Przewoźnik potwierdza informacje o zakończeniu negocjacji ze związkami zawodowymi na temat skali zwolnień grupowych. Rzecznik spółki Marek Kłuciński mówi Informacyjnej Agencji Radiowej, że wypowiedzenia pracownicy będą dostawać od najbliższego poniedziałku.

Kłuciński tłumaczy, że zwolnienia w tej chwili dotyczą jedynie pracowników administracji. " Ze względu na trwające prace nad zmianami w siatce połączeń redukcja nie dotyczy pilotów i stewardes." - deklaruje rzecznik LOT.

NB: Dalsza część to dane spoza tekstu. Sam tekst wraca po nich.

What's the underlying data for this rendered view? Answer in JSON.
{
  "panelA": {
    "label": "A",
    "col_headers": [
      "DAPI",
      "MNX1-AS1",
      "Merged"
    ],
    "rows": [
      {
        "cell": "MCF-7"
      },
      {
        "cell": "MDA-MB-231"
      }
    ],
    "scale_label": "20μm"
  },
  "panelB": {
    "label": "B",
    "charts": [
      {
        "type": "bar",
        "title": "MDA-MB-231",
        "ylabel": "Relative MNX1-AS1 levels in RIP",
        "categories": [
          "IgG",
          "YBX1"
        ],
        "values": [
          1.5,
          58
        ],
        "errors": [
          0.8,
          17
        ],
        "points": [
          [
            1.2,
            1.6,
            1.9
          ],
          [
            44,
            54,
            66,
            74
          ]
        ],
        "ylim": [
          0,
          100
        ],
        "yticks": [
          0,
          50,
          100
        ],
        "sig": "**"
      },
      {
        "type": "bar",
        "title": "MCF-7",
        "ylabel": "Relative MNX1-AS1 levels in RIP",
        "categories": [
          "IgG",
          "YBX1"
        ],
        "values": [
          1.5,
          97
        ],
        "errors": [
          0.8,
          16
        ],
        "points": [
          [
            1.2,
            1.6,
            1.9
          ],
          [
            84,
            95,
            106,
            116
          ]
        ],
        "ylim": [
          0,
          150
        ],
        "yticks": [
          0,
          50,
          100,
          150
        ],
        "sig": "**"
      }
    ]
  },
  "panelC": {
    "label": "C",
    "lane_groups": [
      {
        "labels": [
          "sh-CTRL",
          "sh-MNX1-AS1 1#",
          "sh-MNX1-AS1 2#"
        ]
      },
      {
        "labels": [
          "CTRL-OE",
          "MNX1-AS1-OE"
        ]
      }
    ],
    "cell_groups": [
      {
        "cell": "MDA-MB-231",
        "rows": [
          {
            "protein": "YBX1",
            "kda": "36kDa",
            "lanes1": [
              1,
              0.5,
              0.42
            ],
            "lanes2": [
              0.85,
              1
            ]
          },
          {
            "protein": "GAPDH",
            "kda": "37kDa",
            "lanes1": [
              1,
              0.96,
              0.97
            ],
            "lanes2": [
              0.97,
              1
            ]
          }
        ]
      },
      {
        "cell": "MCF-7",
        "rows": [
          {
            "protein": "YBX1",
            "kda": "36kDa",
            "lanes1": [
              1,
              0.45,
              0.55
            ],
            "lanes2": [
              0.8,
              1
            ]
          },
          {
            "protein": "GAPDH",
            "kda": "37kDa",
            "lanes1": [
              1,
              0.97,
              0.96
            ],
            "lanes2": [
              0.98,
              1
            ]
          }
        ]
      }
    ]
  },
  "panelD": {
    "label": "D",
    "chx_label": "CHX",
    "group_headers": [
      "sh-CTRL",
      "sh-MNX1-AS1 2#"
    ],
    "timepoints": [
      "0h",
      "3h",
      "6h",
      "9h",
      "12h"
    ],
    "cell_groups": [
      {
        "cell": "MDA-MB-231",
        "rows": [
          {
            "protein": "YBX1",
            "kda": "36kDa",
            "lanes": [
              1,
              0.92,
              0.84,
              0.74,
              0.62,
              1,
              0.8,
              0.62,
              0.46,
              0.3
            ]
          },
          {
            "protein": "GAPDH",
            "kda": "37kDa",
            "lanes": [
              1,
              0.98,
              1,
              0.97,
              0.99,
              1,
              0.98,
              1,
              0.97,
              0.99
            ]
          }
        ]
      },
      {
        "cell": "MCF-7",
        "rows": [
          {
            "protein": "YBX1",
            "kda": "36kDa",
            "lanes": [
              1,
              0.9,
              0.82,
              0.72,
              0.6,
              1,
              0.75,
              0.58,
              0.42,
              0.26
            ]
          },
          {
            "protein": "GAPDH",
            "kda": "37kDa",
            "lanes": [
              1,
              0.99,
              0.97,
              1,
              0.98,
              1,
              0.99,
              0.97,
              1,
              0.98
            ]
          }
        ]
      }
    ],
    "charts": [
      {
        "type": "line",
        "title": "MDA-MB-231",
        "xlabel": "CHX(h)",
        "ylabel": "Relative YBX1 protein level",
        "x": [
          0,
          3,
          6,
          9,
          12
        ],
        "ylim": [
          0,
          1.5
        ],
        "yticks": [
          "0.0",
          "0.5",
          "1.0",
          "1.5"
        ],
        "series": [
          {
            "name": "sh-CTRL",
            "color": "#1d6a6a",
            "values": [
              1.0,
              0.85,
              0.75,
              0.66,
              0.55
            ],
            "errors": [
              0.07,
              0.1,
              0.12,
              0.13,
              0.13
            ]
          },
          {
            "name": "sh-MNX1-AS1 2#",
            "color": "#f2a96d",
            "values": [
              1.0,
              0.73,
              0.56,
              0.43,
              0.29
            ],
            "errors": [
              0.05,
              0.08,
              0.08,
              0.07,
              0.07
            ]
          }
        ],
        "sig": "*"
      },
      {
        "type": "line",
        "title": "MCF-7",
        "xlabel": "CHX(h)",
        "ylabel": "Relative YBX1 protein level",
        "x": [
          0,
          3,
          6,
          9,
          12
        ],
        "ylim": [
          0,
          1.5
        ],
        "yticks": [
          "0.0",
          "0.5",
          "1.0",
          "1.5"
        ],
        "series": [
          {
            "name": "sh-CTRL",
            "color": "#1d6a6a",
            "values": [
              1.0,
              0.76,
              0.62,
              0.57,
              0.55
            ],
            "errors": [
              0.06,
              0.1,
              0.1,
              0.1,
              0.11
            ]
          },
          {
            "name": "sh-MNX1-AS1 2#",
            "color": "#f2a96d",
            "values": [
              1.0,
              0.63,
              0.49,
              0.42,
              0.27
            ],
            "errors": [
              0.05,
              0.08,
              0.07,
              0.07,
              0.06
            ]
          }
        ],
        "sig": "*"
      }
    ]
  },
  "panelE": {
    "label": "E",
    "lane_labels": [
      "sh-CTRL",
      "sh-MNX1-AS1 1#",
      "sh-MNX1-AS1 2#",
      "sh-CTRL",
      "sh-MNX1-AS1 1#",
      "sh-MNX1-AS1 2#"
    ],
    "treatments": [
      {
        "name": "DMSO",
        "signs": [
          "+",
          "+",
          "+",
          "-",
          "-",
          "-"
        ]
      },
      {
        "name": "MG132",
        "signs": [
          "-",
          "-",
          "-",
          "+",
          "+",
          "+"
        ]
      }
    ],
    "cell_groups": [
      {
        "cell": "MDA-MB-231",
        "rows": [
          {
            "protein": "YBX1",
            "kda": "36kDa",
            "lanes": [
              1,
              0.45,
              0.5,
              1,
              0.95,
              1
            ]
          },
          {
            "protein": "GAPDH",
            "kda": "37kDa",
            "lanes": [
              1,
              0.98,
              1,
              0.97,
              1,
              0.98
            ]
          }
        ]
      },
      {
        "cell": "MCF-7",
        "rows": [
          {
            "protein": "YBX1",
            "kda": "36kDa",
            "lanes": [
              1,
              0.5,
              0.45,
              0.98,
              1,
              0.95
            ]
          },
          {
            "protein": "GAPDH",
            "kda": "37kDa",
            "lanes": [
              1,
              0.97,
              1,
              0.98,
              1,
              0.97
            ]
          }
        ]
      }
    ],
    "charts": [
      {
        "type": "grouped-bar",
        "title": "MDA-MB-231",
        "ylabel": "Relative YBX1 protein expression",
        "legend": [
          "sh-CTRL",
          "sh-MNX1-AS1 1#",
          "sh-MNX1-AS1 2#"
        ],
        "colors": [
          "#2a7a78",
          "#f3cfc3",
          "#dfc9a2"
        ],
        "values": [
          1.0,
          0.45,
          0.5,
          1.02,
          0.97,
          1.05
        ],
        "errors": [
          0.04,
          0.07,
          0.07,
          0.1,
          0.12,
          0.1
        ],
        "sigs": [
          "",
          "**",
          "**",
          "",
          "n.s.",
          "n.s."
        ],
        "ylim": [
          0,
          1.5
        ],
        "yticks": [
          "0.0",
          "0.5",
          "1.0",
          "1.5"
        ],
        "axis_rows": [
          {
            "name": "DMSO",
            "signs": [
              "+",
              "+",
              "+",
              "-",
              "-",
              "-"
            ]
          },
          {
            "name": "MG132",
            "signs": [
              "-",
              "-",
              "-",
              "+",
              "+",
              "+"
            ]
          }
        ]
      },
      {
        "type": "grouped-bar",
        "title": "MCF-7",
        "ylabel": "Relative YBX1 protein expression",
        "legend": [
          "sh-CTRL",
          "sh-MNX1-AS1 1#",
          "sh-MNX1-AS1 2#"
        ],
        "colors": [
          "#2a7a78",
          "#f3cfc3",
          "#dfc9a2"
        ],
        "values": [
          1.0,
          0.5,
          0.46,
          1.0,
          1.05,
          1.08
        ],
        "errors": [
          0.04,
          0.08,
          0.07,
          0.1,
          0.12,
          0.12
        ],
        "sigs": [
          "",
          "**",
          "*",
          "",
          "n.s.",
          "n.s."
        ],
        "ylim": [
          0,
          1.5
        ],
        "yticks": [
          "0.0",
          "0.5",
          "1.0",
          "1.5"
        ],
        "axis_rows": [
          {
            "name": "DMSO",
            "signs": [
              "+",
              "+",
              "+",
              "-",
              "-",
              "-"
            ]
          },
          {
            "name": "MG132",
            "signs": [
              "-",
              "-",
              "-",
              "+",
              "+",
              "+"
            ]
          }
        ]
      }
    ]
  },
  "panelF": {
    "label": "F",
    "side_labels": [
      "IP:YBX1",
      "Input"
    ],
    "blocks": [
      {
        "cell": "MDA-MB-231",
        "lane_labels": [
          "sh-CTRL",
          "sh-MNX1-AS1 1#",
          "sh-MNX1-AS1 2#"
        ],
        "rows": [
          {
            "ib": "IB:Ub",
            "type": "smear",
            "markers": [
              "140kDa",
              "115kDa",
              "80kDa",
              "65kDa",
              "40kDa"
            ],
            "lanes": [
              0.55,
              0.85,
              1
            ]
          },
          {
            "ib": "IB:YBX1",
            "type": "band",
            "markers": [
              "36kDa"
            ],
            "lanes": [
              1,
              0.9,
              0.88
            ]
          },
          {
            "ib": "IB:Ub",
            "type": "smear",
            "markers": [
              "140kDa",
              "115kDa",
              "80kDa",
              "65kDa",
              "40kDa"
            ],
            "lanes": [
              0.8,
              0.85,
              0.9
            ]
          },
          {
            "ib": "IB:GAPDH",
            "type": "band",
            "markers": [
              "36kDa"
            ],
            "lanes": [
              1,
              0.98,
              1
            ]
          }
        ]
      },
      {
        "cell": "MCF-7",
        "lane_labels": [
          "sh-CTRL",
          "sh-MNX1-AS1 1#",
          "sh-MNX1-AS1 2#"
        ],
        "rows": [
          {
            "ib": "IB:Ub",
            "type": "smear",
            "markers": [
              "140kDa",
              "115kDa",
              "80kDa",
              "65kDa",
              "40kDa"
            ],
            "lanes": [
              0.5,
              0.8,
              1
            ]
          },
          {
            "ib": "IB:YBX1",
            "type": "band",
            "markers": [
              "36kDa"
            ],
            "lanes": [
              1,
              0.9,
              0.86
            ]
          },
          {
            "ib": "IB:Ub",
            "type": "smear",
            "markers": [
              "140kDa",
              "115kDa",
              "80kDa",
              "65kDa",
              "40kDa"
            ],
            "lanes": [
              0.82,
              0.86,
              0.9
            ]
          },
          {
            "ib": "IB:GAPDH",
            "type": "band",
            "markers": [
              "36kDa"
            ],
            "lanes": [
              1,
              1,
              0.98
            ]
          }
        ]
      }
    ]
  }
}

Marek Kłuciński dodaje, że dalsze zwolnienia są uzależnione od przyjęcia programu restrukturyzacji PLL LOT. Przewoźnik taki dokument ma przekazać Ministerstwu Skarbu do 20 marca. Z kolei do czerwca plan zmian w Locie ma trafić do Komisji Europejskiej. W grudniu ubiegłego roku LOT otrzymał od rządu 400 mln zł pożyczki na ratowanie spółki. Obecnie Bruksela analizuje wniosek dotyczący zatwierdzenia pomocy publicznej dla przewoźnika.

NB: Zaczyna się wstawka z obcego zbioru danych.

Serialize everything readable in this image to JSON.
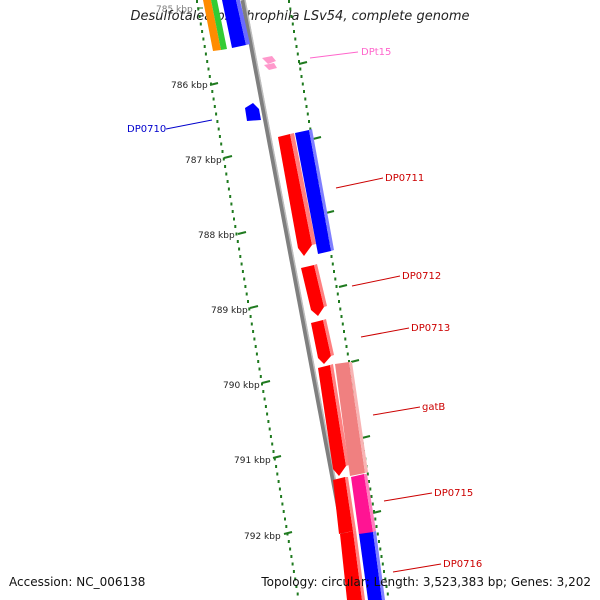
{
  "title": "Desulfotalea psychrophila LSv54, complete genome",
  "accession_text": "Accession: NC_006138",
  "summary_text": "Topology: circular; Length: 3,523,383 bp; Genes: 3,202",
  "tick_labels": [
    "785 kbp",
    "786 kbp",
    "787 kbp",
    "788 kbp",
    "789 kbp",
    "790 kbp",
    "791 kbp",
    "792 kbp"
  ],
  "colors": {
    "backbone": "#7f7f7f",
    "tick": "#1f7a1f",
    "plus_strand_red": "#ff0000",
    "cds_blue": "#0000ff",
    "salmon": "#f08080",
    "magenta": "#ff1493",
    "pink_trna": "#ff99cc",
    "orange": "#ff8c00",
    "green": "#33cc33"
  },
  "gene_labels": [
    {
      "text": "DPt15",
      "color": "#ff66cc"
    },
    {
      "text": "DP0710",
      "color": "#0000cc"
    },
    {
      "text": "DP0711",
      "color": "#cc0000"
    },
    {
      "text": "DP0712",
      "color": "#cc0000"
    },
    {
      "text": "DP0713",
      "color": "#cc0000"
    },
    {
      "text": "gatB",
      "color": "#cc0000"
    },
    {
      "text": "DP0715",
      "color": "#cc0000"
    },
    {
      "text": "DP0716",
      "color": "#cc0000"
    }
  ]
}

Według danych Ministerstwa Skarbu, w ubiegłym roku straty firmy wyniosły 157 milionów złotych.

Reklama

Związkowcy o zwolnieniach

Związki zawodowe są gotowe na wyrzeczeń. Jednak samymi zwolnieniami LOTu się nie uratuje - ostrzega szef zakładowej Solidarności Stefan Malczewski. Stefan Malczewski w rozmowie z Informacyjną Agencją Radiową chwali władze spółki, że nie zdecydowały się od razu zwalniać pilotów i stewardesy.

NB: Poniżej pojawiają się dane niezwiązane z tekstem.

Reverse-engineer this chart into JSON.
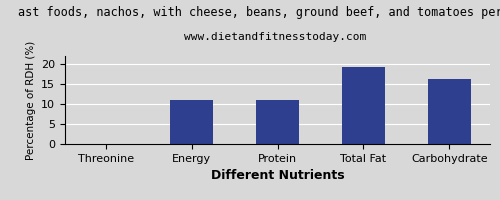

"To jest dobry pierwszy krok. Pracodawca wykazał się dobrą wolą. Zamiast zwijać połączenia realizowane przez LOT, chce stworzyć taką siatkę rejsów, by firma wreszcie zarabiała" - przekonuje Stefan Malczewski.

Redukcja zatrudnienia to tendencja w branży

Ekspert lotniczy profesor Elżbieta Marciszewska zauważa, że w całej Europie linie lotnicze redukują zatrudnienie. Wykładowca Szkoły Głównej Handlowej przekonuje, że prócz zwolnień nowe władze przewoźnika muszą mieć pomysł na zarabianie pieniędzy. Profesor Marciszewska wylicza, że nawet największe linie lotnicze mają obecnie zbyt dużo personelu.
"AIR France/KLM planuje zwolnić 6000 osób, Lufthansa 4500, a Iberia maksymalnie 3800 osób" - przypomina profesor Elżbieta Marciszewska.

Profesor twierdzi, że trudno w przyszłości będzie uniknąć dalszych zwolnień. Powód jest prosty - polscy piloci spędzają średnio 60 godzin miesięcznie w powietrzu, a ich zachodni koledzy nawet 80.